Ora, nos estudos sobre as “artes de si mesmo”, ou seja, sobre a estética da existência e o governo de si e dos outros, Michel Foucault encontra na cultura greco-romana as origens, formas e significados desse exercício constante do pensamento que se faz presente na prática de escrever cartas. No breve ensaio “A escrita de si” (1983), Foucault considera que, no plano da correspondência, o puro exercício de adestramento pessoal pela escrita “constitui também certa maneira de cada um se manifestar a si próprio e aos outros” (Foucault, 1983/1992, pp. 129-160). A carta, o filósofo analisa, faz o escritor presente àquele a quem a dirige.
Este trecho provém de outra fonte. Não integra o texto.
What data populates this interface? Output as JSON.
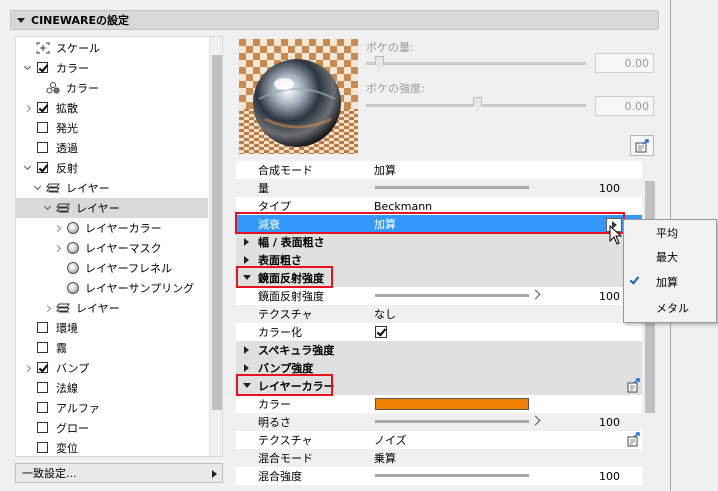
{
  "header": {
    "title": "CINEWAREの設定"
  },
  "tree": {
    "items": [
      {
        "label": "スケール",
        "icon": "scale-icon"
      },
      {
        "label": "カラー",
        "checked": true,
        "expanded": true
      },
      {
        "label": "カラー",
        "icon": "color-channel-icon"
      },
      {
        "label": "拡散",
        "checked": true,
        "expanded": false
      },
      {
        "label": "発光",
        "checked": false
      },
      {
        "label": "透過",
        "checked": false
      },
      {
        "label": "反射",
        "checked": true,
        "expanded": true
      },
      {
        "label": "レイヤー",
        "icon": "layers-icon",
        "expanded": true
      },
      {
        "label": "レイヤー",
        "icon": "layers-icon",
        "expanded": true,
        "selected": true
      },
      {
        "label": "レイヤーカラー",
        "icon": "shader-icon"
      },
      {
        "label": "レイヤーマスク",
        "icon": "shader-icon"
      },
      {
        "label": "レイヤーフレネル",
        "icon": "shader-icon"
      },
      {
        "label": "レイヤーサンプリング",
        "icon": "shader-icon"
      },
      {
        "label": "レイヤー",
        "icon": "layers-icon",
        "expanded": false
      },
      {
        "label": "環境",
        "checked": false
      },
      {
        "label": "霧",
        "checked": false
      },
      {
        "label": "バンプ",
        "checked": true,
        "expanded": false
      },
      {
        "label": "法線",
        "checked": false
      },
      {
        "label": "アルファ",
        "checked": false
      },
      {
        "label": "グロー",
        "checked": false
      },
      {
        "label": "変位",
        "checked": false
      }
    ]
  },
  "bottom_button": {
    "label": "一致設定..."
  },
  "bokeh": {
    "amount_label": "ボケの量:",
    "amount_value": "0.00",
    "strength_label": "ボケの強度:",
    "strength_value": "0.00"
  },
  "props": {
    "blend_mode": {
      "name": "合成モード",
      "value": "加算"
    },
    "amount": {
      "name": "量",
      "value": "100"
    },
    "type": {
      "name": "タイプ",
      "value": "Beckmann"
    },
    "attenuation": {
      "name": "減衰",
      "value": "加算"
    },
    "group_width": "幅 / 表面粗さ",
    "group_roughness": "表面粗さ",
    "group_specular": "鏡面反射強度",
    "specular_strength": {
      "name": "鏡面反射強度",
      "value": "100"
    },
    "texture1": {
      "name": "テクスチャ",
      "value": "なし"
    },
    "colorize": {
      "name": "カラー化",
      "checked": true
    },
    "group_specular_intensity": "スペキュラ強度",
    "group_bump_strength": "バンプ強度",
    "group_layer_color": "レイヤーカラー",
    "color": {
      "name": "カラー",
      "value_hex": "#f08000"
    },
    "brightness": {
      "name": "明るさ",
      "value": "100"
    },
    "texture2": {
      "name": "テクスチャ",
      "value": "ノイズ"
    },
    "mix_mode": {
      "name": "混合モード",
      "value": "乗算"
    },
    "mix_strength": {
      "name": "混合強度",
      "value": "100"
    }
  },
  "dropdown_menu": {
    "items": [
      {
        "label": "平均",
        "checked": false
      },
      {
        "label": "最大",
        "checked": false
      },
      {
        "label": "加算",
        "checked": true
      },
      {
        "label": "メタル",
        "checked": false
      }
    ]
  },
  "colors": {
    "highlight": "#3399ff",
    "annotation_red": "#e8121e",
    "layer_color": "#f08000"
  }
}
E “presente não apenas pelas informações que lhe dá acerca da sua vida, das suas atividades, dos seus sucessos e fracassos, das suas venturas e infortúnios; presente de uma espécie de presença imediata e quase física” (p. 150). Em outras palavras: escrever cartas é aparecer, isto é, fazer-se ver, dar-se corporalmente, mostrar “o rosto próprio junto ao outro”. E este aspecto significa, curiosamente, que o gênero epistolar possui uma singular inscrição no campo visual, pois “a carta é simultaneamente um olhar que se volve para o destinatário ... e uma maneira de o remetente se oferecer ao seu olhar pelo que de si mesmo lhe diz. De certo modo, a carta proporciona um face a face” (p. 150). Nesse sentido, o “estilo epistolar” não pode ser simples, despojado na escolha das palavras, pois se destina tacitamente a desvelar uma alma. Desde os primeiros desenvolvimentos históricos da narrativa de si pelo lado da correspondência com outrem, registra-se um fenômeno significativo para quem quiser fazer a história da cultura de si. Quer dizer, desde o princípio, a carta, na sua qualidade de exercício, trabalha no sentido da “subjetivação do discurso”, da sua assimilação e elaboração como “bem próprio”, ao mesmo tempo em que constitui uma “objetivação da alma”: “o trabalho que a carta opera sobre o destinatário, mas que também é efetuado sobre o escritor pela própria carta que envia, implica uma introspecção; mas há que entender esta menos como uma decifração de si por si mesmo do que como uma abertura de si mesmo que se dá ao outro” (p. 152). E, no fundo, são basicamente dois os pontos estratégicos, os objetos privilegiados, desse tipo de escrita: “as interferências da alma e do corpo (mais as impressões que as ações) e os lazeres (mais do que os acontecimentos externos); o corpo e os dias” (p. 153).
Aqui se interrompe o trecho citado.